JACKSON Clergy for Prison Reform, a group of faith leaders from throughout the state, recently released a policy platform concerning pending legislation related to criminal justice. The American Civil Liberties Union of Mississippi fully supports its platform.
Rather than measuring success by projecting reduced costs, CPR is speaking from a moral platform that demands immediacy. CPR’s moral authority is important because it humanizes incarcerated individuals, their families and their communities, and we hope that serves as an important reminder to lawmakers that inconvenient topics shouldn’t be set aside for next session. Justice delayed is, in fact, justice denied.
Too often, legislators, policy experts and even advocates in the policy arena lose touch of the urgency these issues deserve. We applauded important criminal justice reforms passed into law two years ago, but legislative action building upon those reforms is long overdue. In January, I stood outside the Capitol with a group of more than a hundred Mississippians protesting for prison reform.
The protesters were disproportionately African American women—mothers, wives, girlfriends and daughters of an incarcerated loved one. Several of those women were advocating for rehabilitative programs. They were unfortunate enough to have loved ones serving their sentence in a private prison, operating in a manner prioritizing its fiduciary duty to shareholders over the well-being of inmates and public safety. SB 2512—by requiring bidders for private prison contracts demonstrate that they would achieve lower recidivism rates than MDOC—would make sure that any private prison corporation who wants to do business in our state must actually prioritize rehabilitation.
Many of the protesters have had loved ones taken from their communities and placed in prison to serve draconian sentences. If their brother was convicted of a crime before HB 585 was passed, the law arbitrarily denies him the same opportunity for parole as someone convicted a few months later. HB 585 made moral and fiscal sense, and there’s no reason to unfairly limit its benefit to a few. SB 2791 would allow for the law to be amended in order to extend HB 585 parole reforms to people convicted of an offense before July 1, 2014.
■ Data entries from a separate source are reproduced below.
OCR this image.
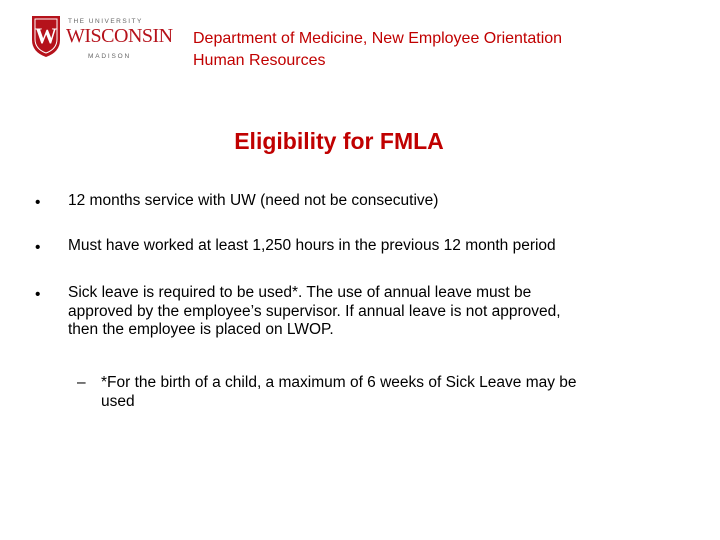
W
THE UNIVERSITY
WISCONSIN
MADISON
Department of Medicine, New Employee Orientation
Human Resources
Eligibility for FMLA
• 12 months service with UW (need not be consecutive)
• Must have worked at least 1,250 hours in the previous 12 month period
• Sick leave is required to be used*. The use of annual leave must be
approved by the employee’s supervisor. If annual leave is not approved,
then the employee is placed on LWOP.
– *For the birth of a child, a maximum of 6 weeks of Sick Leave may be
used
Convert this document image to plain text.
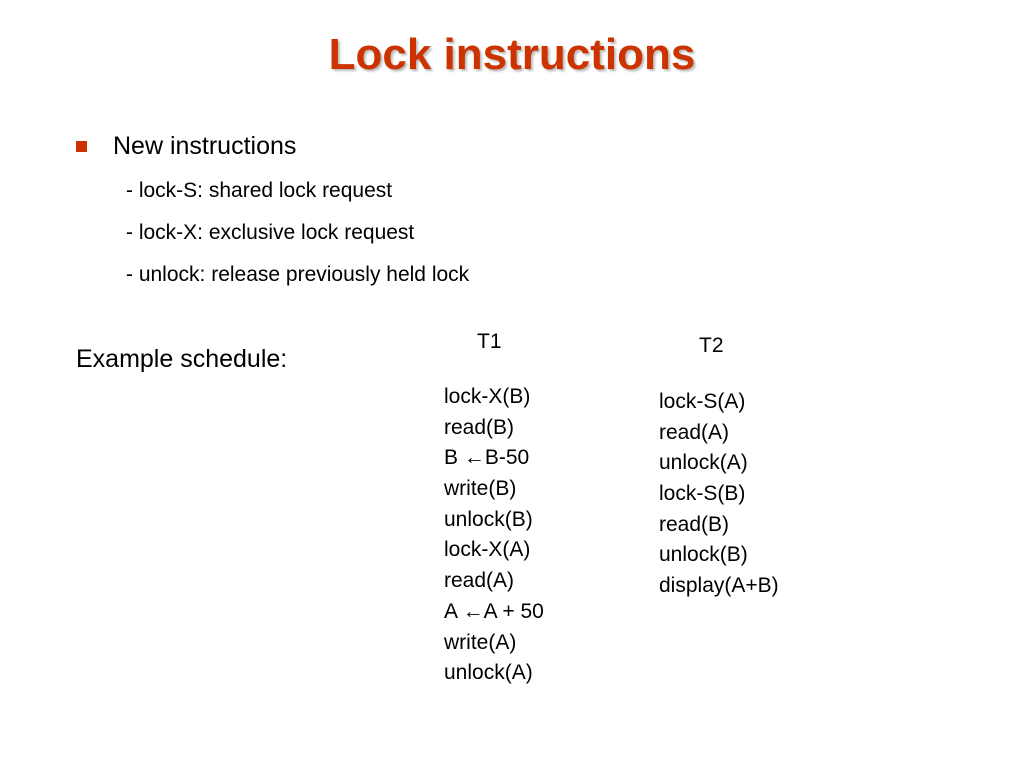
Lock instructions
New instructions
- lock-S: shared lock request
- lock-X: exclusive lock request
- unlock: release previously held lock
Example schedule:
T1	T2
lock-X(B)
read(B)
B ←B-50
write(B)
unlock(B)
lock-X(A)
read(A)
A ←A + 50
write(A)
unlock(A)
lock-S(A)
read(A)
unlock(A)
lock-S(B)
read(B)
unlock(B)
display(A+B)
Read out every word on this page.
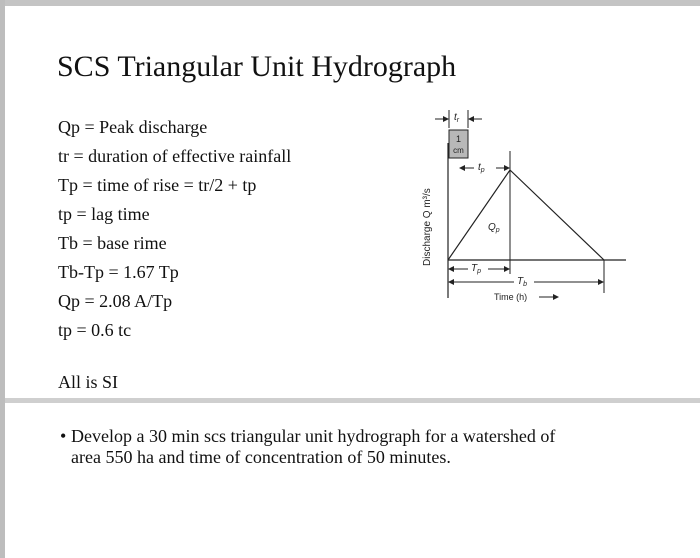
SCS Triangular Unit Hydrograph
Qp = Peak discharge
tr = duration of effective rainfall
Tp = time of rise = tr/2 + tp
tp = lag time
Tb = base rime
Tb-Tp = 1.67 Tp
Qp = 2.08 A/Tp
tp = 0.6 tc
All is SI
• Develop a 30 min scs triangular unit hydrograph for a watershed of
area 550 ha and time of concentration of 50 minutes.
Discharge Q m³/s
1
cm
$t_r$
$t_p$
$Q_p$
$T_p$
$T_b$
Time (h)
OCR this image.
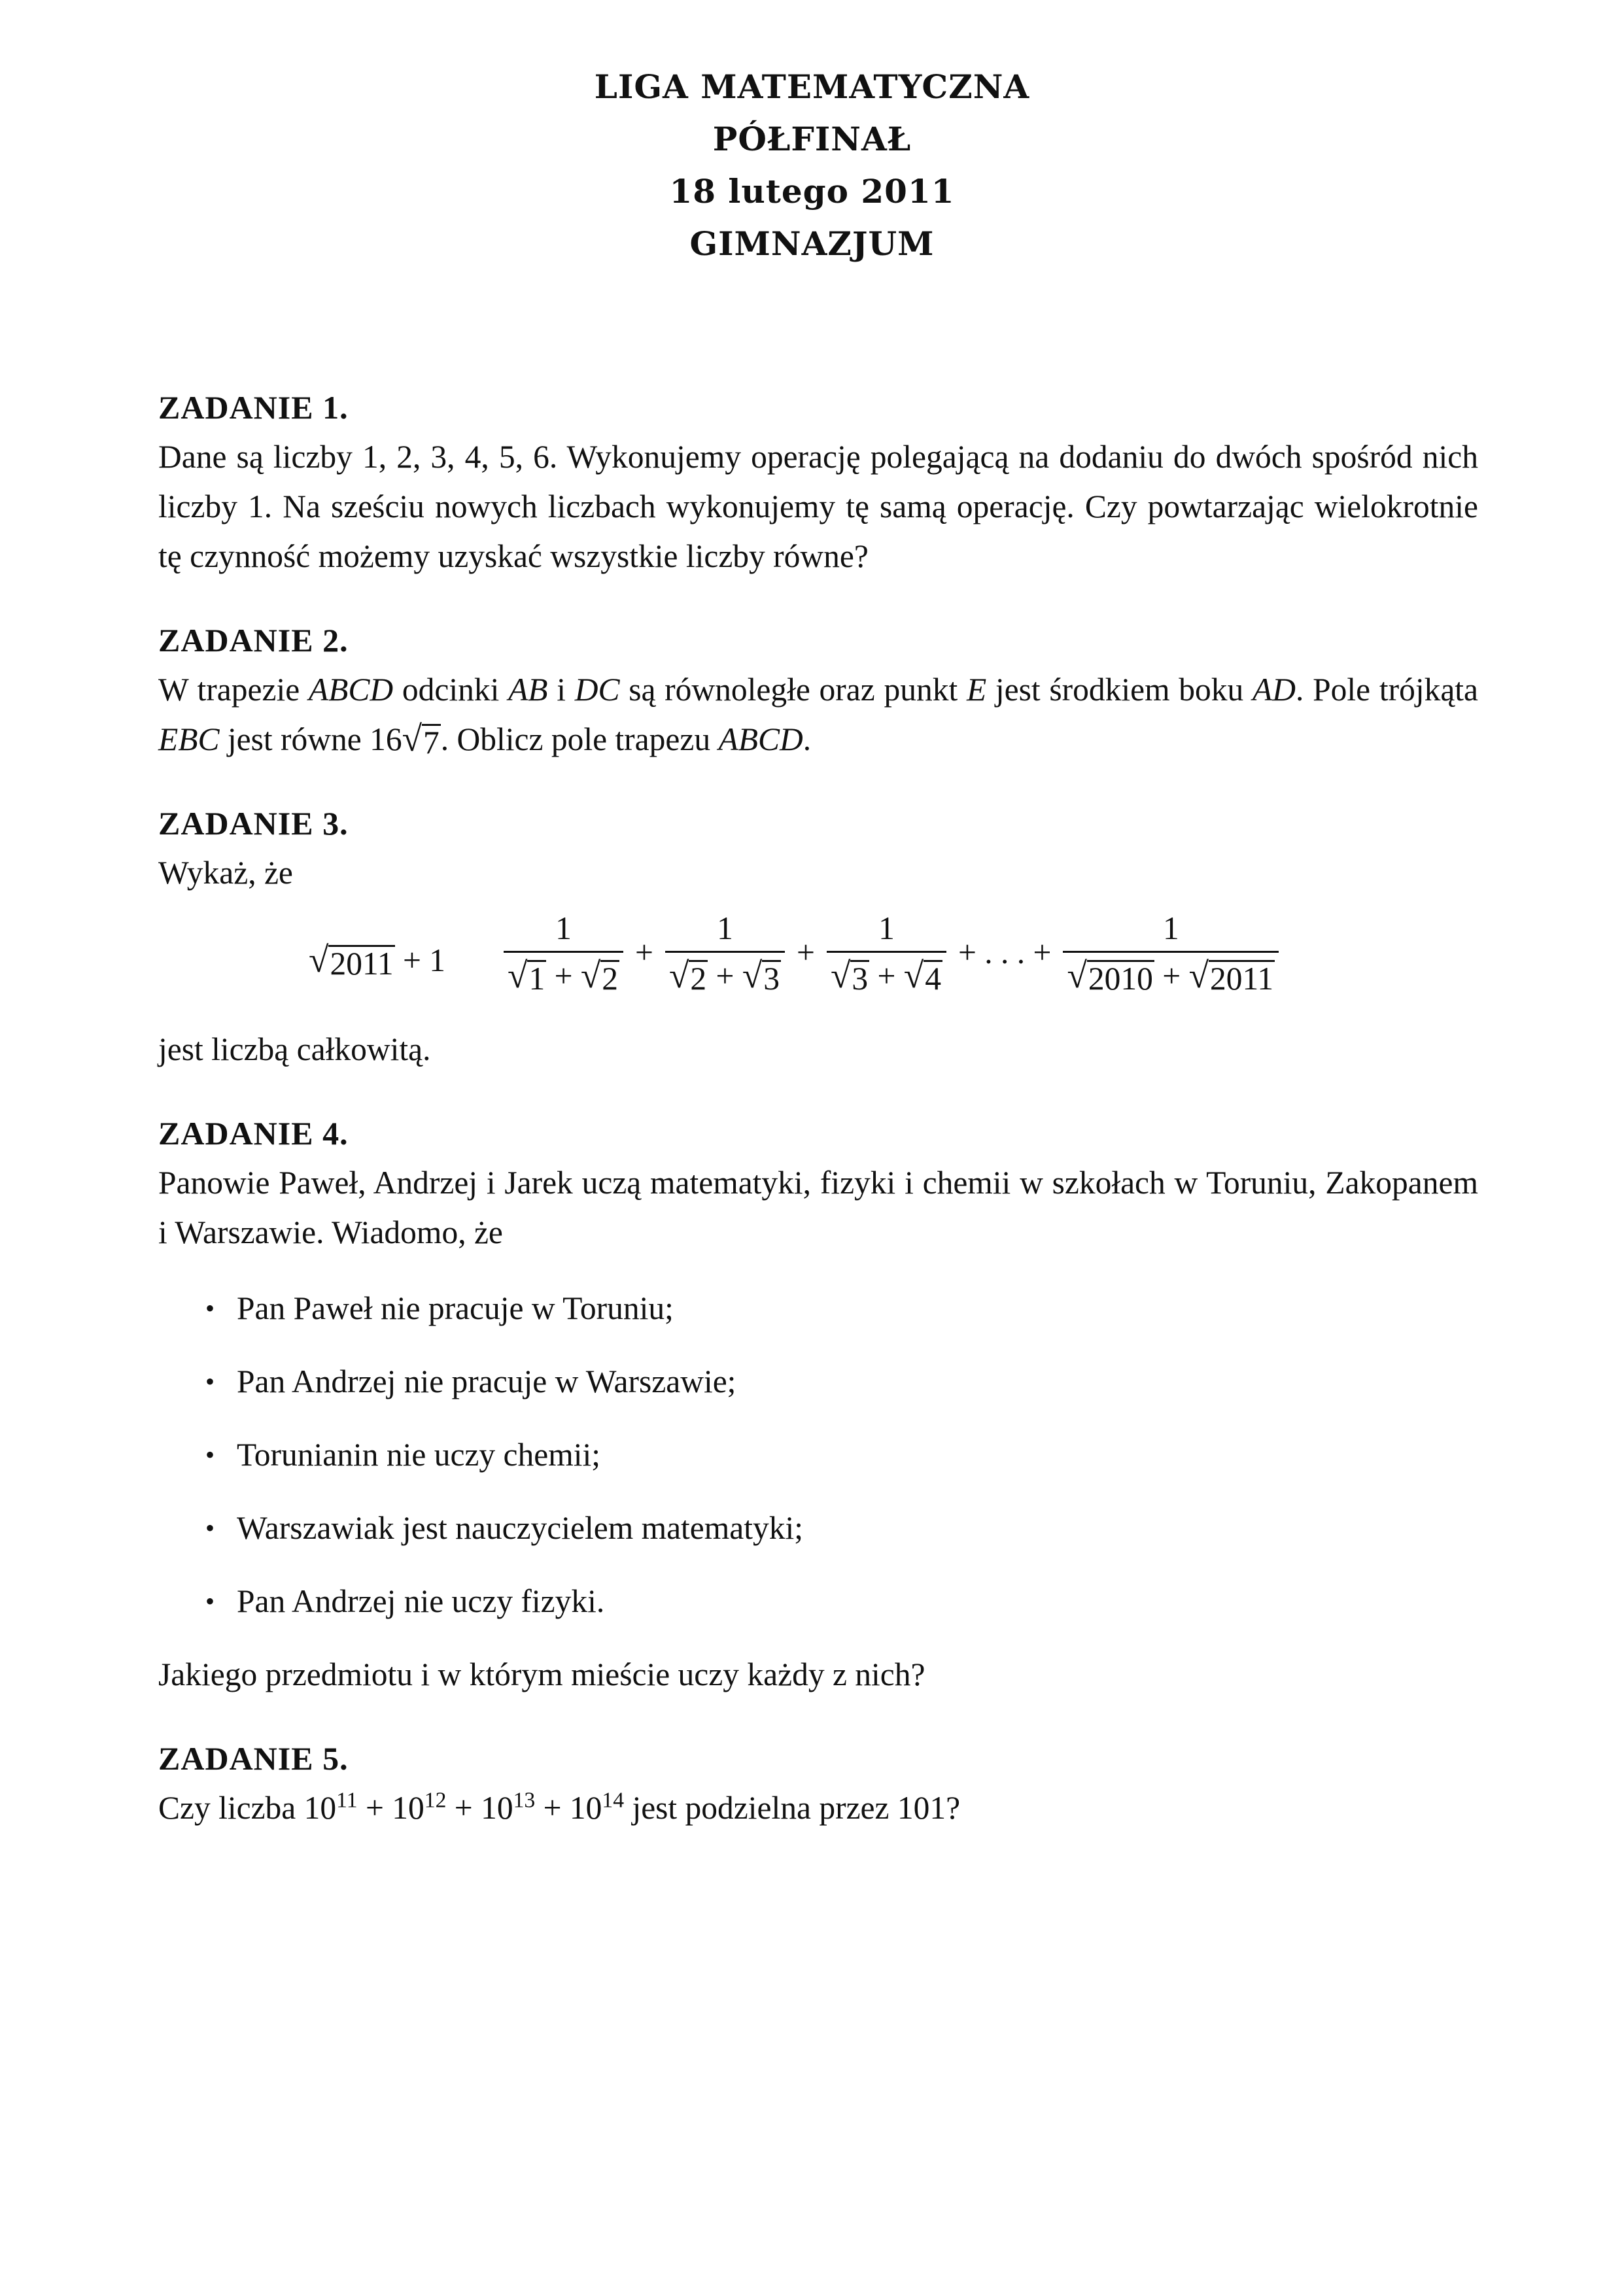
LIGA MATEMATYCZNA
PÓŁFINAŁ
18 lutego 2011
GIMNAZJUM
ZADANIE 1.
Dane są liczby 1, 2, 3, 4, 5, 6. Wykonujemy operację polegającą na dodaniu do dwóch spośród nich liczby 1. Na sześciu nowych liczbach wykonujemy tę samą operację. Czy powtarzając wielokrotnie tę czynność możemy uzyskać wszystkie liczby równe?
ZADANIE 2.
W trapezie ABCD odcinki AB i DC są równoległe oraz punkt E jest środkiem boku AD. Pole trójkąta EBC jest równe 16 √ 7 . Oblicz pole trapezu ABCD.
ZADANIE 3.
Wykaż, że
√ $2011 + 1 \frac{1}{√ 1 + √ 2} + \frac{1}{√ 2 + √ 3} + \frac{1}{√ 3 + √ 4}$ + . . . + $\frac{1}{√ 2010 + √ 2011}$
jest liczbą całkowitą.
ZADANIE 4.
Panowie Paweł, Andrzej i Jarek uczą matematyki, fizyki i chemii w szkołach w Toruniu, Zakopanem i Warszawie. Wiadomo, że
• Pan Paweł nie pracuje w Toruniu;
• Pan Andrzej nie pracuje w Warszawie;
• Torunianin nie uczy chemii;
• Warszawiak jest nauczycielem matematyki;
• Pan Andrzej nie uczy fizyki.
Jakiego przedmiotu i w którym mieście uczy każdy z nich?
ZADANIE 5.
Czy liczba $10^{11} + 10^{12} + 10^{13} + 10^{14}$ jest podzielna przez 101?
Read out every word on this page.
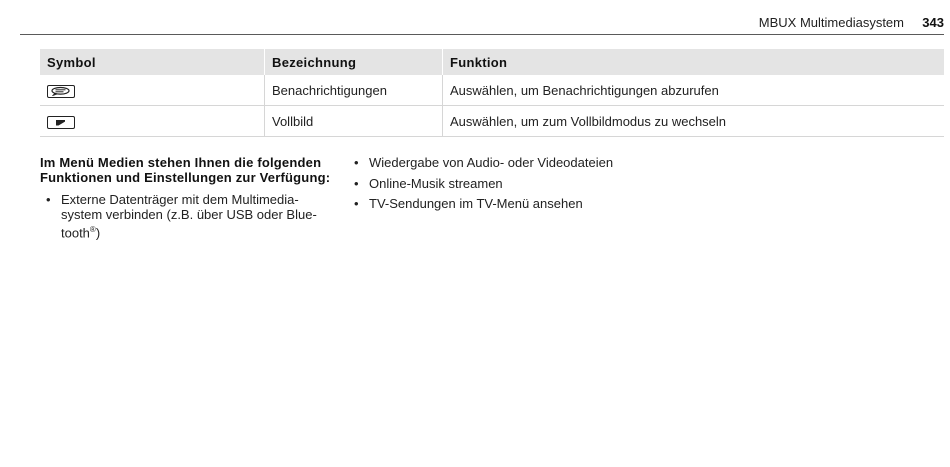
MBUX Multimediasystem 343
Symbol	Bezeichnung	Funktion

	Benachrichtigungen	Auswählen, um Benachrichtigungen abzurufen

	Vollbild	Auswählen, um zum Vollbildmodus zu wechseln
Im Menü Medien stehen Ihnen die folgenden
Funktionen und Einstellungen zur Verfügung:
• Externe Datenträger mit dem Multimedia-
system verbinden (z.B. über USB oder Blue-
tooth®)
• Wiedergabe von Audio- oder Videodateien
• Online-Musik streamen
• TV-Sendungen im TV-Menü ansehen
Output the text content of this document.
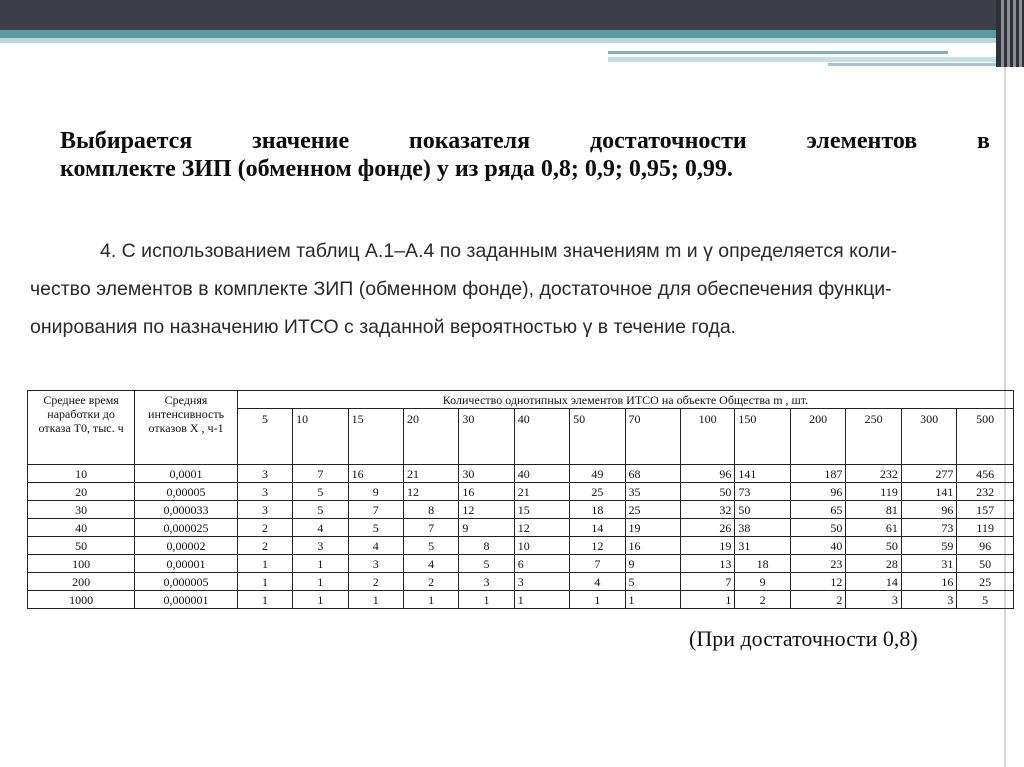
Выбирается значение показателя достаточности элементов в
комплекте ЗИП (обменном фонде) у из ряда 0,8; 0,9; 0,95; 0,99.
4. С использованием таблиц А.1–А.4 по заданным значениям m и γ определяется коли-
чество элементов в комплекте ЗИП (обменном фонде), достаточное для обеспечения функци-
онирования по назначению ИТСО с заданной вероятностью γ в течение года.
Среднее время наработки до отказа T0, тыс. ч	Средняя интенсивность отказов X , ч-1	Количество однотипных элементов ИТСО на объекте Общества m , шт.													
		5	10	15	20	30	40	50	70	100	150	200	250	300	500
10	0,0001	3	7	16	21	30	40	49	68	96	141	187	232	277	456
20	0,00005	3	5	9	12	16	21	25	35	50	73	96	119	141	232
30	0,000033	3	5	7	8	12	15	18	25	32	50	65	81	96	157
40	0,000025	2	4	5	7	9	12	14	19	26	38	50	61	73	119
50	0,00002	2	3	4	5	8	10	12	16	19	31	40	50	59	96
100	0,00001	1	1	3	4	5	6	7	9	13	18	23	28	31	50
200	0,000005	1	1	2	2	3	3	4	5	7	9	12	14	16	25
1000	0,000001	1	1	1	1	1	1	1	1	1	2	2	3	3	5
(При достаточности 0,8)
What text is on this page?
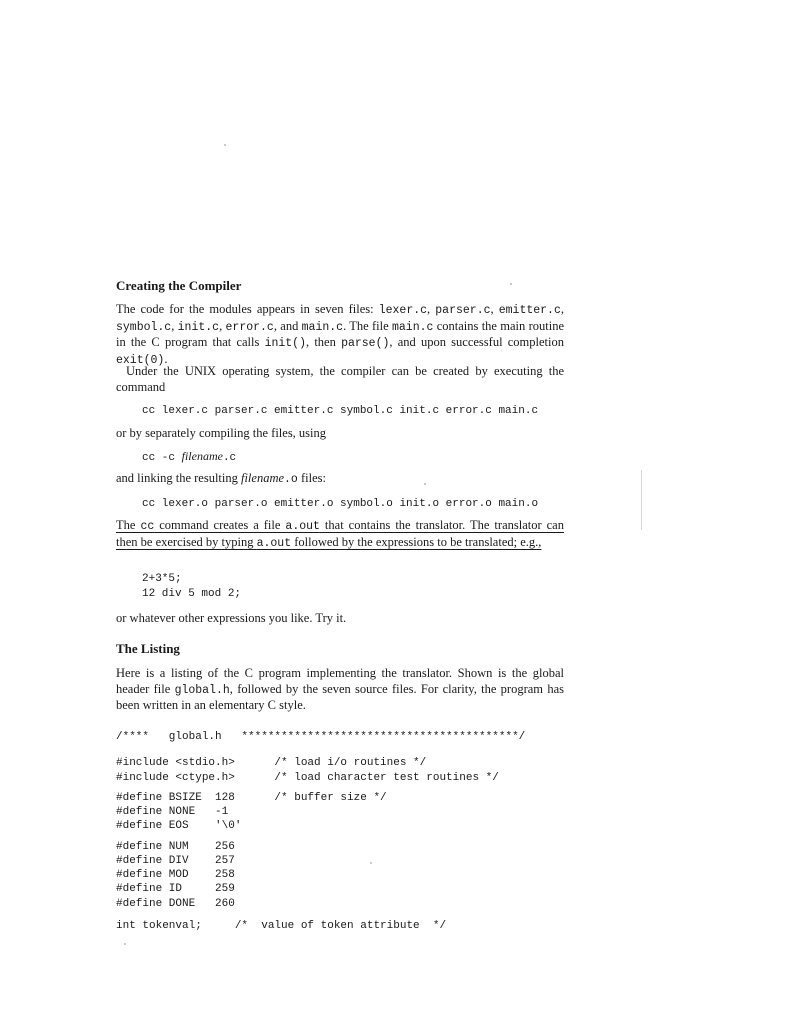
Creating the Compiler

The code for the modules appears in seven files: lexer.c, parser.c, emitter.c, symbol.c, init.c, error.c, and main.c. The file main.c contains the main routine in the C program that calls init(), then parse(), and upon successful completion exit(0).

Under the UNIX operating system, the compiler can be created by executing the command

cc lexer.c parser.c emitter.c symbol.c init.c error.c main.c

or by separately compiling the files, using

cc -c filename.c

and linking the resulting filename.o files:

cc lexer.o parser.o emitter.o symbol.o init.o error.o main.o

The cc command creates a file a.out that contains the translator. The translator can then be exercised by typing a.out followed by the expressions to be translated; e.g.,

2+3*5;
12 div 5 mod 2;

or whatever other expressions you like. Try it.

The Listing

Here is a listing of the C program implementing the translator. Shown is the global header file global.h, followed by the seven source files. For clarity, the program has been written in an elementary C style.

/****   global.h   ******************************************/
#include <stdio.h>      /* load i/o routines */
#include <ctype.h>      /* load character test routines */
#define BSIZE  128      /* buffer size */
#define NONE   -1
#define EOS    '\0'
#define NUM    256
#define DIV    257
#define MOD    258
#define ID     259
#define DONE   260
int tokenval;     /*  value of token attribute  */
Disturbingly, it’s not just that legislators aren’t expanding on HB 585, but there are active bills that would actually chip away at the progress made. Before HB 585, far too many people in our prisons were there for technical violations while on probation or parole, but in 2014, we joined a national trend away from those policies. HB 107 would have us return to the overly harsh and costly practice of over-incarcerating people for minor supervision violations.
In 2014, the legislature decided that enough was enough. Mass incarceration within our state had become financially unbearable. We shamefully had the second highest incarceration rate in the country, and the most recent statistics rank us at fifth. We made progress because we rationally raised thresholds for when someone should serve serious time. HB 574 seeks to lower that threshold for a petty property offense. Doing so would needlessly impose a felony conviction for a shoplifting offense that would be a misdemeanor in most other states. Moreover, evidence does not suggest that there is added deterrence. Essentially, HB 574 exemplifies the “tough on crime” policies that filled our prisons and did little to reduce crime.
CPR’s platform also advocates for amending three house bills. HB 705 intends to add rehab facilities to the list of buildings that trigger enhanced penalties, and CPR is pushing for an amendment to limit the scope of drug-free enhancement zones that arbitrarily increase punishment for drug crimes. Either the radius of these zones should be reduced, or there should be a mens rea element to ensure that the enhancement zone isn’t just another tool prosecutors use to overcharge defendants.
CPR is also advocating for an amendment to HB 701 that would correct an oversight in the law that provides harsher punishment for conspiring to commit a drug crime than for actually committing that same crime.
Finally, CPR has called for an amendment to HB 783 to provide judges—rather than prosecutors —the discretion to depart from a mandatory minimum sentence imposed by the “little” habitual offender statute.
The deadline for the House and Senate committees to address these issues and heed the thoughtful advice of CPR is rapidly approaching. CPR has presented the legislature with a reasonable and fair policy agenda, and passing it into law is the right thing to do.